February 26, 2020
With that in mind, given the disruption to the global economy that will come if we do indeed have a pandemic on our hands, expect plenty of government and central bank intervention.
We’ve already seen an arsenal of measures deployed in China. Overnight, the Hong Kong government stepped in with a stimulus package, which included giving each adult resident 10,000 Hong Kong dollars. And this morning, Germany signaled the likelihood of fiscal stimulus. That had global financial markets on better footing as we entered the U.S. session this morning.
But key markets still sit on critical levels, namely the U.S. interest rate market. The 10-year government bond yield continues to hang around record lows today. Why does that matter? As we discussed yesterday, a slide lower from here (below the 2012 and 2016 lows), would be very damaging to market, business and consumer confidence.
Let’s take a look at what happened to yields and stocks during the depths of the ebola panic back in 2014. The fear about the prospects for global health were much the same as we’re seeing now. Here’s how rates and stocks responded (stocks fell about 10%).
As you can see, both had V-shaped moves, recovering before the peak in new weekly cases.
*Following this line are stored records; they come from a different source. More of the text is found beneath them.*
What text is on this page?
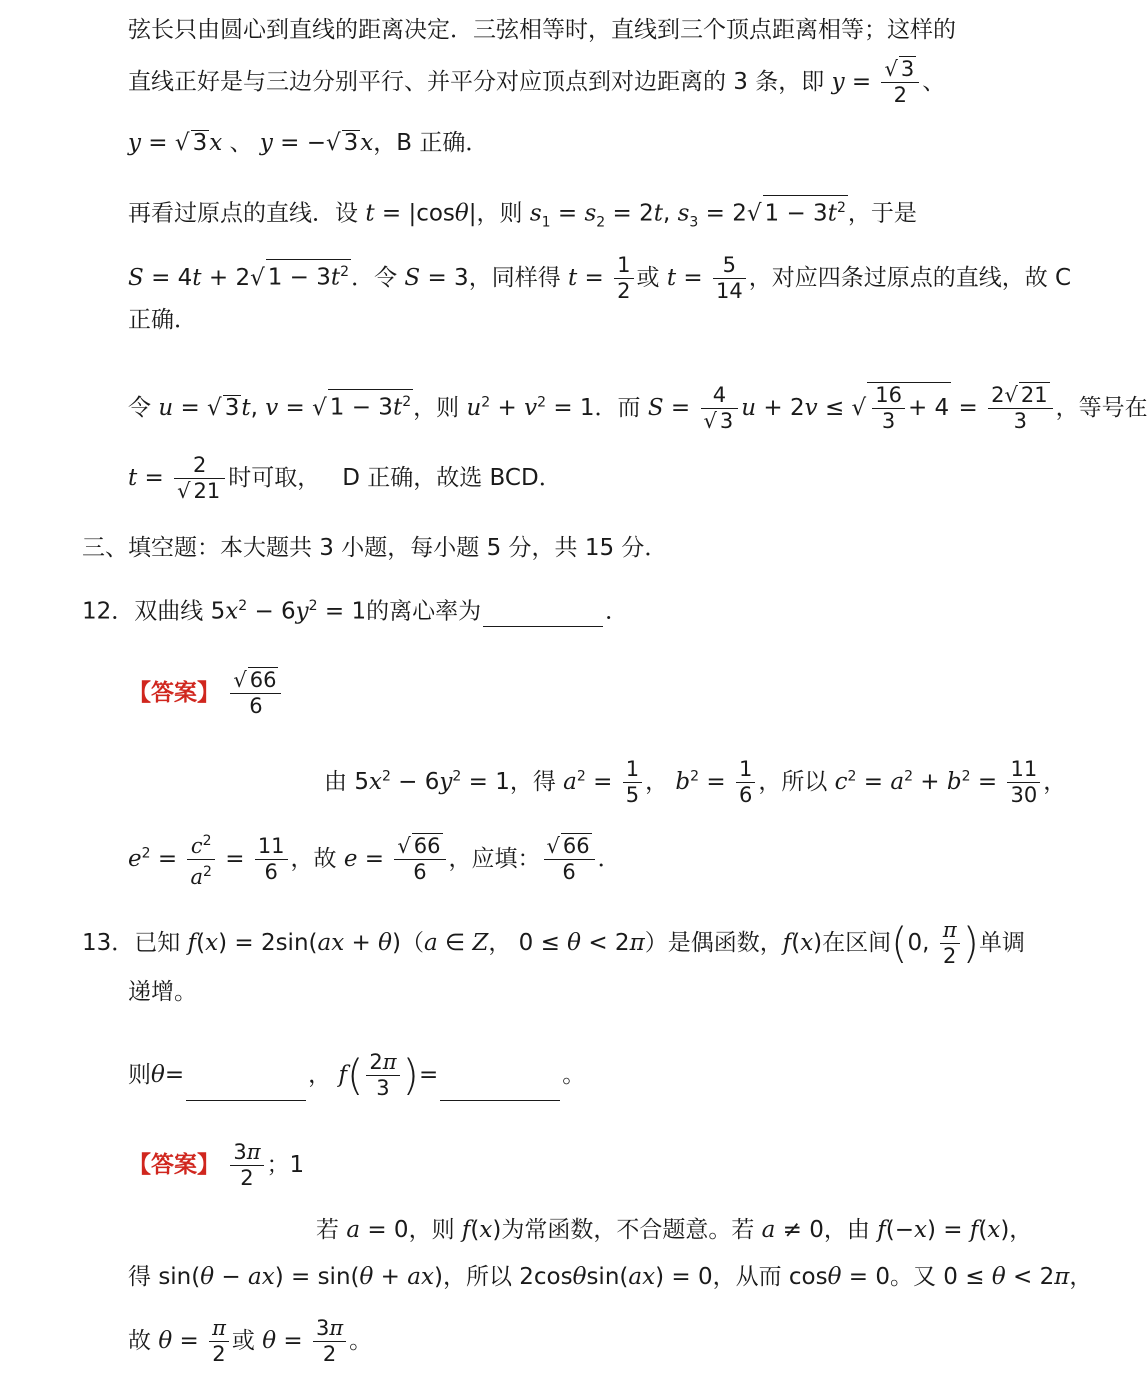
弦长只由圆心到直线的距离决定．三弦相等时，直线到三个顶点距离相等；这样的
直线正好是与三边分别平行、并平分对应顶点到对边距离的 3 条，即 $y = \frac{√ 3}{2}$ 、
y = √ 3x 、 y = −√ 3x，B 正确．
再看过原点的直线．设 t = |cosθ|，则 $s_1 = s_2 = 2t$, $s_3 = 2√$ $1 - 3t^2$，于是
S = 4t + 2√ $1 - 3t^2$．令 S = 3，同样得 $t = \frac{1}{2}$ 或 $t = \frac{5}{14}$ ，对应四条过原点的直线，故 C
正确．
令 u = √ 3t, v = √ $1 - 3t^2$，则 $u^2 + v^2 = 1$．而 $S = \frac{4}{√ 3}$ u + 2v ≤ √ $\frac{16}{3} + 4 = \frac{2√ 21}{3}$ ，等号在
$t = \frac{2}{√ 21}$ 时可取， D 正确，故选 BCD．
三、填空题：本大题共 3 小题，每小题 5 分，共 15 分．
12．双曲线 $5x^2 - 6y^2 = 1$的离心率为	．
【答案】 $\frac{√ 66}{6}$
由 $5x^2 - 6y^2 = 1$，得 $a^2 = \frac{1}{5}$ ， $b^2 = \frac{1}{6}$ ，所以 $c^2 = a^2 + b^2 = \frac{11}{30}$ ，
$e^2 = \frac{c^2}{a^2} = \frac{11}{6}$ ，故 $e = \frac{√ 66}{6}$ ，应填： $\frac{√ 66}{6}$ ．
13．已知 f(x) = 2sin(ax + θ)（a ∈ Z， 0 ≤ θ < 2π）是偶函数，f(x)在区间(0, $\frac{\pi}{2}$ )单调
递增。
则θ=	， $f( \frac{2\pi}{3}$ )=	。
【答案】 $\frac{3\pi}{2}$ ；1
若 a = 0，则 f(x)为常函数，不合题意。若 a ≠ 0，由 f(−x) = f(x)，
得 sin(θ − ax) = sin(θ + ax)，所以 2cosθsin(ax) = 0，从而 cosθ = 0。又 0 ≤ θ < 2π，
故 $\theta = \frac{\pi}{2}$ 或 $\theta = \frac{3\pi}{2}$ 。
In the chart below you can see the graphic of new weekly ebola cases back in 2014. The black box represents the period of decline in rates and stocks.
But clearly, with the origin of the current virus in China, the world’s manufacturer, it has a very different impact (than did Ebola) on the global economic outlook (pandemic or not). That’s where intervention comes in. Historically, major turning points in markets are associated with some sort of intervention. At this point, signs of containment should be the first signal for a bottom in markets. From that point, tailwinds of global central bank and government stimulus would serve as rocket fuel for markets. The “when” and “if”, on containment, are the big variables.